Heretic
Hugh Grant oferece uma demonstração de poder em um filme que perde força no meio do caminho.
Um dos velhos truques do livro é lançar 'contra o tipo', ou seja, pegar um ator que estamos acostumados a ver em um gênero específico e fazer algo completamente diferente com seu papel. Isso cria consciência em primeiro lugar e também pode levar a uma energia criativa renovada.
Em relação a Hugh Grant como o filósofo religioso enigmático, excêntrico e feroz em Heretic da A24, funciona como um encanto. Porque isso é realmente tudo o que você precisa saber sobre o mais recente triunfo da agora lendária produtora - Grant está tão longe de ser o encantador da comédia romântica direta quanto você pode obter e é temível, calculado e delirantemente insano, e esse é o grande atrativo do filme. O resto está praticamente bem.
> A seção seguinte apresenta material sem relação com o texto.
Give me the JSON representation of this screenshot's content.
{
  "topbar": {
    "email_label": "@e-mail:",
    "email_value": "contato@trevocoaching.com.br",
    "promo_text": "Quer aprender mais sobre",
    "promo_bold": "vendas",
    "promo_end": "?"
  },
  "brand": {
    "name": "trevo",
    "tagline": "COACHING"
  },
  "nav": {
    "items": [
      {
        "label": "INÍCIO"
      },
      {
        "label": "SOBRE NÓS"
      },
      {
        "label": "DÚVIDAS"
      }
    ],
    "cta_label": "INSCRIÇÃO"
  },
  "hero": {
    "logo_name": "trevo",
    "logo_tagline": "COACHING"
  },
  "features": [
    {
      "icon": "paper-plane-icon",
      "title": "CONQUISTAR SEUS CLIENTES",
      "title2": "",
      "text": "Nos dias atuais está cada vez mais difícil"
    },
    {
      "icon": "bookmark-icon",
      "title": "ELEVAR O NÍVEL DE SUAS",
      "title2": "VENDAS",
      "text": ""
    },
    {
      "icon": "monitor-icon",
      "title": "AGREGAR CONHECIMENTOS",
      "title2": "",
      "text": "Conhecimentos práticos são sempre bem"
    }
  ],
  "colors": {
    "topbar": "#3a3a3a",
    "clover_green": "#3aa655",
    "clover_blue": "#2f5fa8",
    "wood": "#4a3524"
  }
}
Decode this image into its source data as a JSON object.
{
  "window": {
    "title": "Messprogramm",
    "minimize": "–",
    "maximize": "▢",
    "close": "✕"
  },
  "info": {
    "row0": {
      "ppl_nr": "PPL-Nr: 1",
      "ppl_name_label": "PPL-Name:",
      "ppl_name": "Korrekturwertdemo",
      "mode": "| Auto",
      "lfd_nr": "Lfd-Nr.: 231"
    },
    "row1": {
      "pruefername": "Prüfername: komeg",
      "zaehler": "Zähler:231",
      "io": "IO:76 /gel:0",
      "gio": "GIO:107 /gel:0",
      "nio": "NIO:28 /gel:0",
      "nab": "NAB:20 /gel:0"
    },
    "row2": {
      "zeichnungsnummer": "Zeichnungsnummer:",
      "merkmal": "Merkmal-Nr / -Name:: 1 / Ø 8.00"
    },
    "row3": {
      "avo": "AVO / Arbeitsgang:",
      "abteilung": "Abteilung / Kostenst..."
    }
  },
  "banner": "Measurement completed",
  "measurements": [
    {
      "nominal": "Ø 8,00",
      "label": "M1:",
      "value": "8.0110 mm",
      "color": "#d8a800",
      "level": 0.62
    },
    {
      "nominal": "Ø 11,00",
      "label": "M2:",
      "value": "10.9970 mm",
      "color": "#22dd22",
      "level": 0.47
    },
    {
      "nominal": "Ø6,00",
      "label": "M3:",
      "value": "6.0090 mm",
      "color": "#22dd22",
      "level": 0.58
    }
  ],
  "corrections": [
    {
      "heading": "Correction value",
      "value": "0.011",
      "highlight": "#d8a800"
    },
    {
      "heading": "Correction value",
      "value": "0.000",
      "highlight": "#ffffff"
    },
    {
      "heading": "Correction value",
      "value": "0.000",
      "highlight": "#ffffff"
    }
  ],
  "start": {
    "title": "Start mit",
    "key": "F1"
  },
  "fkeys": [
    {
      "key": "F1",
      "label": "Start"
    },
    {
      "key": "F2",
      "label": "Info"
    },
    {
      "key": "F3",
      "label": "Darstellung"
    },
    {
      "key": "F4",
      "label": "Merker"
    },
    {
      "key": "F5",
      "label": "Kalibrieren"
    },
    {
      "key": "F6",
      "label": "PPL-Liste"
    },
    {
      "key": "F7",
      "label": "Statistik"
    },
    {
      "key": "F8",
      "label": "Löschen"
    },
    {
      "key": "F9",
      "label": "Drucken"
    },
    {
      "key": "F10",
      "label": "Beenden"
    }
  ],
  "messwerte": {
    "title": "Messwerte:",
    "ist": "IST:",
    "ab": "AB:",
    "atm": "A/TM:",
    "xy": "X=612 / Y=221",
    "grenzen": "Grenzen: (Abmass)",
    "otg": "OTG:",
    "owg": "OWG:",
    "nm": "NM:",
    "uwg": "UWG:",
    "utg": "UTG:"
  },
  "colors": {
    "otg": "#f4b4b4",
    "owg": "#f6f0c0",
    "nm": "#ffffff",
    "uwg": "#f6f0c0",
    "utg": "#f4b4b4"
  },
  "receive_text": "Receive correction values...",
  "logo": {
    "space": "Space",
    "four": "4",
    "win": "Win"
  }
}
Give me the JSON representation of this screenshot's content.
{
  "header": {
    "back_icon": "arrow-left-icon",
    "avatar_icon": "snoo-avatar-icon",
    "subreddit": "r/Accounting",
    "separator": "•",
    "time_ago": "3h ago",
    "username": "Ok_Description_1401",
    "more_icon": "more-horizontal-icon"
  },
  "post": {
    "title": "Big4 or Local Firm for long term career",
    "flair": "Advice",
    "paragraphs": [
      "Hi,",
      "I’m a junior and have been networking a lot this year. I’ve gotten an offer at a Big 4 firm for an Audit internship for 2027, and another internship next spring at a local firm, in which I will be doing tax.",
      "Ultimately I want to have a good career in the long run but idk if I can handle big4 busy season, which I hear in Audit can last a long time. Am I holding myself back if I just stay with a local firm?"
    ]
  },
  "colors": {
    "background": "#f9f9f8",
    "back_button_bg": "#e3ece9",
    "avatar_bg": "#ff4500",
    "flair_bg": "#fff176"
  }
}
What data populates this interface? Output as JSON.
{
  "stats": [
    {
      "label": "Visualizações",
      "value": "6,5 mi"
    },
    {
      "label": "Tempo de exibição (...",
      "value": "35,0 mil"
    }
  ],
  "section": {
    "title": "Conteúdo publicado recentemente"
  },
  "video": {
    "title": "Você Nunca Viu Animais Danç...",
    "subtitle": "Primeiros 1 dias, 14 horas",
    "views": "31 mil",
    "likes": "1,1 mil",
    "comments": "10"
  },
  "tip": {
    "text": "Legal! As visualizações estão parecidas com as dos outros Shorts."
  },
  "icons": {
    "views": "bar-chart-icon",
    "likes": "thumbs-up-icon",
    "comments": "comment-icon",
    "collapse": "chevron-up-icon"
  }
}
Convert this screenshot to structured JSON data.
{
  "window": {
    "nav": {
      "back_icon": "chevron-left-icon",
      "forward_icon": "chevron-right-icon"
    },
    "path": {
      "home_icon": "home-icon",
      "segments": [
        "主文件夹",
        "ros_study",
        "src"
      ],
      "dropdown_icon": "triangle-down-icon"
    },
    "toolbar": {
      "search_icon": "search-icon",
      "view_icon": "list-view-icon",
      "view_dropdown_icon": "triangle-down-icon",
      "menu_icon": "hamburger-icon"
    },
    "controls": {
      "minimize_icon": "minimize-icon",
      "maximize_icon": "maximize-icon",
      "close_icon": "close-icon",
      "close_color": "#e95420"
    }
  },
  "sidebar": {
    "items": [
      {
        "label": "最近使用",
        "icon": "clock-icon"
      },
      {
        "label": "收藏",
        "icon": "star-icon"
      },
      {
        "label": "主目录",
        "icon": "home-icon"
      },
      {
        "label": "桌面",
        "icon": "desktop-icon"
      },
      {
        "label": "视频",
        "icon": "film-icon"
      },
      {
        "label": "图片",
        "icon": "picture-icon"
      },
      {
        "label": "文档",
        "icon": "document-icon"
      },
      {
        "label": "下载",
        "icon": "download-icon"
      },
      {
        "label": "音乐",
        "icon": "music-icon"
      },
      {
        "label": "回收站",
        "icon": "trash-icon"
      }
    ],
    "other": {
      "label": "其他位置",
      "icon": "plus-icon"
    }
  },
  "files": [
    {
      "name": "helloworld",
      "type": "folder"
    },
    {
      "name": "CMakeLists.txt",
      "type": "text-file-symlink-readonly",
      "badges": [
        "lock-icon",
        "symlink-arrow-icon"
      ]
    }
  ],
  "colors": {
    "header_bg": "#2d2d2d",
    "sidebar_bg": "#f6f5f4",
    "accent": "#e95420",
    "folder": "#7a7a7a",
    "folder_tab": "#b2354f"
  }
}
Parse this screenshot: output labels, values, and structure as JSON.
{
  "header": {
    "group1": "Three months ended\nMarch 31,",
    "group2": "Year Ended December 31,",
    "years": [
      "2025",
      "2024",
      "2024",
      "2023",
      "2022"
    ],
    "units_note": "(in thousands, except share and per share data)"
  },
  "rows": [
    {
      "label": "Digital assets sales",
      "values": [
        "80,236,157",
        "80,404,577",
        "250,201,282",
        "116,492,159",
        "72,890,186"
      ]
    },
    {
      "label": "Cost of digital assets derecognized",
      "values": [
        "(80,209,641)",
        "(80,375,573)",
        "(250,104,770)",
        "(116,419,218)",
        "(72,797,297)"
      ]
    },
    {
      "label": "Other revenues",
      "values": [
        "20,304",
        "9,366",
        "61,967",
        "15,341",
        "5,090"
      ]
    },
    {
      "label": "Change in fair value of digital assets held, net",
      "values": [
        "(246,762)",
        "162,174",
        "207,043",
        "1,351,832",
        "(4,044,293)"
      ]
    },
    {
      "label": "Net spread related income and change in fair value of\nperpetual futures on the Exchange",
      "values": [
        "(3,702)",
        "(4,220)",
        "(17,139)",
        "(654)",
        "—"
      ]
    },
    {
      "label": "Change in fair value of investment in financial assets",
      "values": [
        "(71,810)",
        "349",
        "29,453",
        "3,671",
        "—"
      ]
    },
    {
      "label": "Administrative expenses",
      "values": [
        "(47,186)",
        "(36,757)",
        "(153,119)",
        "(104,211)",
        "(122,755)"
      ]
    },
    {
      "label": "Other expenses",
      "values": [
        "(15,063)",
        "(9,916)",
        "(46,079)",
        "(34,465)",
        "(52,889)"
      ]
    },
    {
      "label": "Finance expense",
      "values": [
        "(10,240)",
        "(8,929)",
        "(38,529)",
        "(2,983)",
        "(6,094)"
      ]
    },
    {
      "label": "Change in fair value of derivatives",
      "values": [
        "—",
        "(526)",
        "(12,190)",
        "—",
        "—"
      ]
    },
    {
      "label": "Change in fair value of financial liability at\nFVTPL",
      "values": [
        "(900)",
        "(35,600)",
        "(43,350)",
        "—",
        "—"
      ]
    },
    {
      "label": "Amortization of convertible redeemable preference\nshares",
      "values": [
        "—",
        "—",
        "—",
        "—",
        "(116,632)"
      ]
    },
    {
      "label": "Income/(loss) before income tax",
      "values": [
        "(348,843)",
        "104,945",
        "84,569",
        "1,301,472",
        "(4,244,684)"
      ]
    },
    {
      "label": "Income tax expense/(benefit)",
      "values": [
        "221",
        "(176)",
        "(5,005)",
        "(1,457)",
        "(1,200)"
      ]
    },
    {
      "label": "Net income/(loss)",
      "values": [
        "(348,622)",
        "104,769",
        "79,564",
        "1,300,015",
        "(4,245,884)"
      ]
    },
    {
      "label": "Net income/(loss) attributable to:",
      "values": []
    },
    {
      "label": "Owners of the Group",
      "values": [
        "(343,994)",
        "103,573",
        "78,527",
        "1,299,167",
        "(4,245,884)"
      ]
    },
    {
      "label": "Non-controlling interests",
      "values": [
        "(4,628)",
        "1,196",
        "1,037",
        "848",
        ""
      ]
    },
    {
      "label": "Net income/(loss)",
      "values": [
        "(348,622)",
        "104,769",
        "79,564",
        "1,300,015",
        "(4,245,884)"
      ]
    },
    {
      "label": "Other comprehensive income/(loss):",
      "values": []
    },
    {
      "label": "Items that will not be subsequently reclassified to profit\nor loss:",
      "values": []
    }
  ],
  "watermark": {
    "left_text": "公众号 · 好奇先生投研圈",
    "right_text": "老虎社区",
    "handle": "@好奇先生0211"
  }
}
A irmã Barnes e a irmã Paxton (interpretadas por Sophie Thatcher e Chloe East, respectivamente) são missionárias da Igreja de Jesus Cristo dos Santos dos Últimos Dias (também conhecida como Igreja Mórmon) e se deparam com a casa do Sr. Reed (Grant) por acaso, e quando ele as convida para comer um pedaço de torta de mirtilo e uma Coca-Cola gelada, eles sentem o mal-estar crescendo em minutos. De repente, no entanto, eles estão em sua teia e parece que ele está esperando pacientemente por este momento, um momento em que ele os confrontará com suas teorias pessoais sobre o papel da religião na sociedade moderna, e o fará de uma maneira bastante assustadora também.
O que se segue é uma hora e meia em um cenário de suspense crescente, onde a estranha casa de Reed, que foi redesenhada para esse propósito, atua como um cenário constantemente surpreendente, e onde o próprio Reed joga jogos intelectuais e filosóficos com as duas jovens aterrorizadas. East e Grant, em particular, entregam as mercadorias aqui, mas este é o filme de Grant, afinal, e tudo sobre ele, desde óculos levemente embaçados até todas as falas, é assustadoramente cuidadosamente executado. Heretic não merece um Oscar, mas o desempenho de Grant está nesse nível - abrangente, sofisticado e totalmente crível, apesar da excentricidade e insanidade.
O engraçado é que, e pode ser difícil distinguir, a entrega do conteúdo às vezes é melhor do que o próprio conteúdo. Sim, porque depois de uma série de cenas de configuração assustadoramente intensas na primeira metade do filme, onde a exposição filosófica de Grant sobre as religiões e aponta sua base contraditória para a existência, Heretic realmente perde seu próprio fio e, em vez de empurrar os personagens para a frente de uma forma que mantém e enfatiza essa intensidade, tudo se torna uma grande analogia.
E também não é uma analogia sutil. O personagem de Reed oscila descontroladamente de calculado a errático, mas não de maneira fascinante. Em vez disso, depois de cerca de uma hora, o espectador fica com um desejo ardente de que o filme se organize para que Grant pudesse andar completamente em uma das duas pranchas. O filme não continua o intelectual 'gato e rato', nem Reed vai tão longe que Grant possa se mover ainda mais. Em vez disso, o filme fica muito interessado em que Reed passe suas cenas enfatizando analogias, explicando seus motivos e vencendo uma discussão filosófica com suas vítimas, e não é tão interessante de assistir quanto o próprio filme parece pensar. Em última análise, o filme carece de um pouco do suspense que é estabelecido e usado como um dispositivo na primeira metade.
Isso não quer dizer que Heretic esteja mal montado, de forma alguma. A gradação de cores, edição, música e construção geral são incrivelmente bem feitas. Thatcher oferece de longe o desempenho menos convincente, mas como um filme que tem apenas três papéis reais, é bem atuado, sem dúvida. Você pode muito bem gostar de Heretic, e os críticos de todo o mundo parecem estar mais entusiasmados. Eu mesmo achei o desempenho de Grant fantástico, mas que o resto do filme lutou para completar seu quadro.